Ce week-end, je n'ai pas bougé mais j'ai voyagé. D'abord "Badlands" qui tombait bien : j'étais encore plus à l'Ouest que l'état d'Ohio, alors le Montana... Ce matin, c'était Place Clichy au Méry, vieux cinéma porno désaffecté où Jacques Nolot a tourné "La Chatte à deux têtes" son deuxième film. Le troisième, "Avant que j'oublie" est encore en salles, allez-y. Je me fais sa trilogie dans le sens inverse. Next step : "L'Arrière Pays".
Et puis, hier, après un téléfilm France 3 pas mal du tout (imaginez Thierry "raah lovely" Neuvic et Stéphane Freiss se rouler de grosses galoches et Claude Perron faire la gueule...), je suis tombé sur Fox Life qui ne diffuse pas que "Côte Ouest" : là, c'était "The Dreamers" de Bertolucci.
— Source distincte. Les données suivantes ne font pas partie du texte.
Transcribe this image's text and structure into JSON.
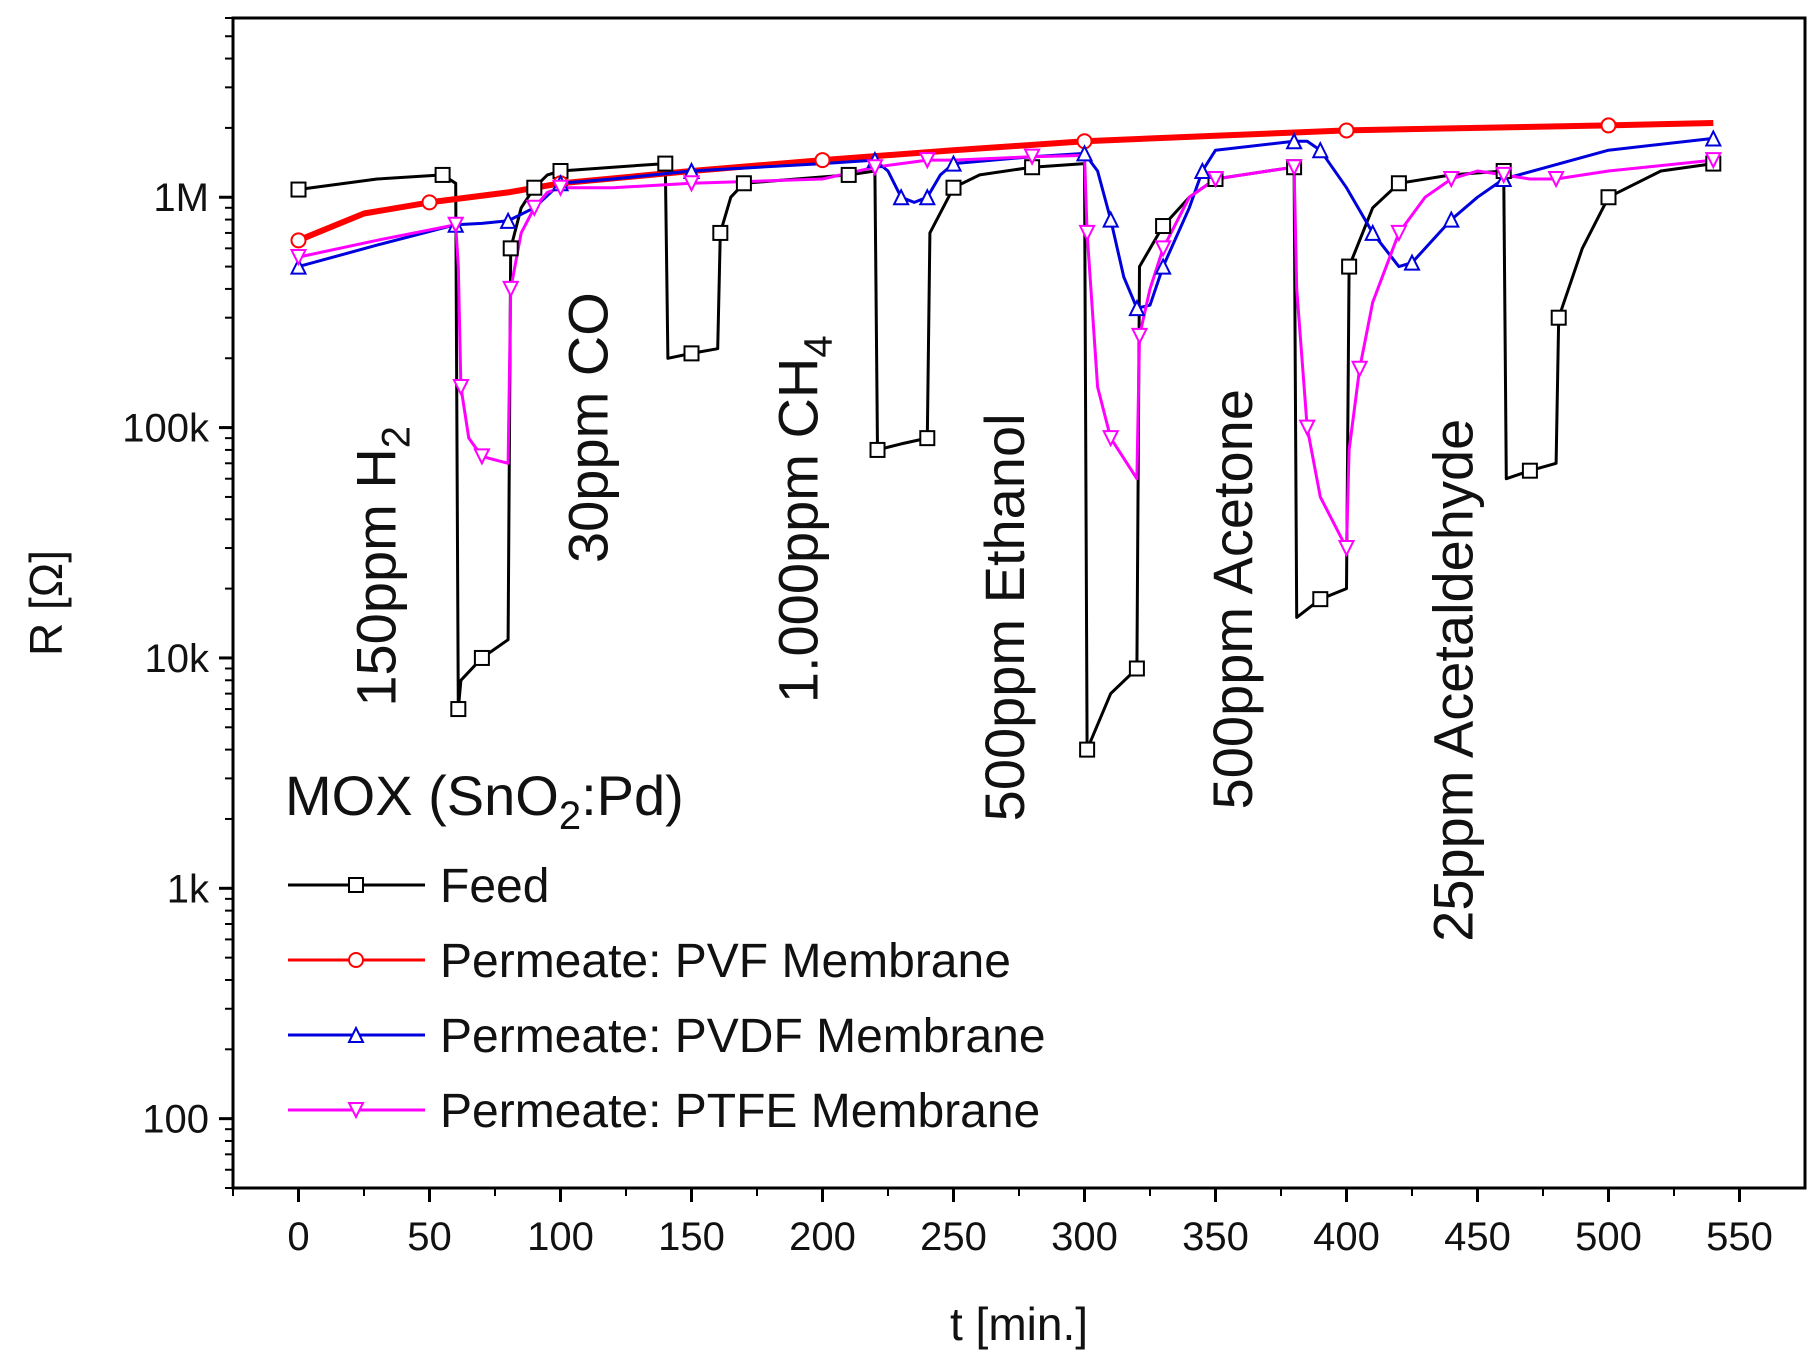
{
  "chart_data": {
    "type": "line",
    "title": "MOX (SnO2:Pd)",
    "title_main": "MOX (SnO",
    "title_sub": "2",
    "title_tail": ":Pd)",
    "xlabel": "t [min.]",
    "ylabel": "R [Ω]",
    "xlim": [
      -25,
      575
    ],
    "ylim": [
      50,
      6000000
    ],
    "yscale": "log",
    "x_ticks": [
      0,
      50,
      100,
      150,
      200,
      250,
      300,
      350,
      400,
      450,
      500,
      550
    ],
    "x_tick_labels": [
      "0",
      "50",
      "100",
      "150",
      "200",
      "250",
      "300",
      "350",
      "400",
      "450",
      "500",
      "550"
    ],
    "y_ticks": [
      100,
      1000,
      10000,
      100000,
      1000000
    ],
    "y_tick_labels": [
      "100",
      "1k",
      "10k",
      "100k",
      "1M"
    ],
    "legend_position": "lower-left",
    "annotations": [
      {
        "text": "150ppm H",
        "sub": "2",
        "x": 37,
        "y_center": 25000
      },
      {
        "text": "30ppm CO",
        "sub": "",
        "x": 118,
        "y_center": 100000
      },
      {
        "text": "1.000ppm CH",
        "sub": "4",
        "x": 198,
        "y_center": 40000
      },
      {
        "text": "500ppm Ethanol",
        "sub": "",
        "x": 277,
        "y_center": 15000
      },
      {
        "text": "500ppm Acetone",
        "sub": "",
        "x": 364,
        "y_center": 18000
      },
      {
        "text": "25ppm Acetaldehyde",
        "sub": "",
        "x": 448,
        "y_center": 8000
      }
    ],
    "series": [
      {
        "name": "Feed",
        "color": "#000000",
        "marker": "square",
        "x": [
          0,
          30,
          55,
          60,
          61,
          62,
          70,
          80,
          81,
          85,
          90,
          95,
          100,
          120,
          140,
          141,
          150,
          160,
          161,
          165,
          170,
          190,
          210,
          220,
          221,
          230,
          240,
          241,
          250,
          260,
          280,
          300,
          301,
          310,
          320,
          321,
          330,
          340,
          350,
          370,
          380,
          381,
          390,
          400,
          401,
          410,
          420,
          440,
          460,
          461,
          470,
          480,
          481,
          490,
          500,
          520,
          540
        ],
        "y": [
          1080000,
          1200000,
          1250000,
          1150000,
          6000,
          8000,
          10000,
          12000,
          600000,
          900000,
          1100000,
          1250000,
          1300000,
          1350000,
          1400000,
          200000,
          210000,
          220000,
          700000,
          1000000,
          1150000,
          1200000,
          1250000,
          1300000,
          80000,
          85000,
          90000,
          700000,
          1100000,
          1250000,
          1350000,
          1400000,
          4000,
          7000,
          9000,
          500000,
          750000,
          1000000,
          1200000,
          1300000,
          1350000,
          15000,
          18000,
          20000,
          500000,
          900000,
          1150000,
          1250000,
          1300000,
          60000,
          65000,
          70000,
          300000,
          600000,
          1000000,
          1300000,
          1400000
        ]
      },
      {
        "name": "Permeate: PVF Membrane",
        "color": "#ff0000",
        "marker": "circle",
        "x": [
          0,
          25,
          50,
          80,
          100,
          150,
          200,
          250,
          300,
          350,
          400,
          450,
          500,
          540
        ],
        "y": [
          650000,
          850000,
          950000,
          1050000,
          1150000,
          1300000,
          1450000,
          1600000,
          1750000,
          1850000,
          1950000,
          2000000,
          2050000,
          2100000
        ]
      },
      {
        "name": "Permeate: PVDF Membrane",
        "color": "#0000dd",
        "marker": "triangle-up",
        "x": [
          0,
          30,
          60,
          70,
          80,
          90,
          100,
          120,
          150,
          200,
          220,
          225,
          230,
          235,
          240,
          245,
          250,
          280,
          300,
          305,
          310,
          315,
          320,
          325,
          330,
          340,
          345,
          350,
          380,
          385,
          390,
          400,
          410,
          420,
          425,
          430,
          440,
          450,
          460,
          500,
          540
        ],
        "y": [
          500000,
          620000,
          760000,
          770000,
          790000,
          900000,
          1150000,
          1200000,
          1300000,
          1400000,
          1450000,
          1300000,
          1000000,
          950000,
          1000000,
          1250000,
          1400000,
          1500000,
          1550000,
          1300000,
          800000,
          450000,
          330000,
          340000,
          500000,
          900000,
          1300000,
          1600000,
          1750000,
          1750000,
          1600000,
          1100000,
          700000,
          500000,
          520000,
          600000,
          800000,
          1000000,
          1200000,
          1600000,
          1800000
        ]
      },
      {
        "name": "Permeate: PTFE Membrane",
        "color": "#ff00ff",
        "marker": "triangle-down",
        "x": [
          0,
          30,
          60,
          61,
          62,
          65,
          70,
          80,
          81,
          85,
          90,
          95,
          100,
          120,
          150,
          200,
          220,
          230,
          240,
          250,
          280,
          300,
          301,
          305,
          310,
          320,
          321,
          325,
          330,
          340,
          350,
          370,
          380,
          381,
          385,
          390,
          400,
          401,
          405,
          410,
          420,
          430,
          440,
          450,
          460,
          470,
          480,
          500,
          540
        ],
        "y": [
          550000,
          650000,
          760000,
          500000,
          150000,
          90000,
          75000,
          70000,
          400000,
          700000,
          900000,
          1050000,
          1100000,
          1100000,
          1150000,
          1200000,
          1350000,
          1400000,
          1450000,
          1450000,
          1500000,
          1520000,
          700000,
          150000,
          90000,
          60000,
          250000,
          400000,
          600000,
          1000000,
          1200000,
          1300000,
          1350000,
          400000,
          100000,
          50000,
          30000,
          80000,
          180000,
          350000,
          700000,
          1000000,
          1200000,
          1300000,
          1250000,
          1200000,
          1200000,
          1300000,
          1450000
        ]
      }
    ]
  }
}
Une évocation de Mai 68 autour d'un triangle amoureux un peu space : un jeune Américain (Michael Pitt) et un frère et une soeur limite incestueux, Eva Green et Louis Garrel. Un trio fou de cinéma qui se rejoue des scènes de grands classiques cinématographiques dans un Paris très bien reconstitué. Ils se rejouent notamment la scène du Louvre de "Bande A Part" et c'est très bien.


Evidemment, on voit les nichons d'Eva Green et les fesses de Louis Garrel tout le temps. Dommage que Bertolucci n'ait pas eu la même audace que pour "Le Dernier Tango A Paris". Louis Garrel se branle off screen (avec la même inquiétante fébrilité que dans "Ma Mère", un jour ce garçon va se faire mal) et l'Américain, un temps fasciné par le triolisme, se contentera de dépuceler Eva Green. C'est pas comme ça que je vais bander.
J'me taperai bien une camomille...
12/11/07 - 17:12
GA c'est devenu la jungle, c'est devenu le métro aux heures de pointe, c'est la France de Sarkozy, c'est la société de Brice Hortefeux. tu peux être malade un onze novembre (double peine) sans que PERSONNE ne te fasse un commentaire d'encouragement.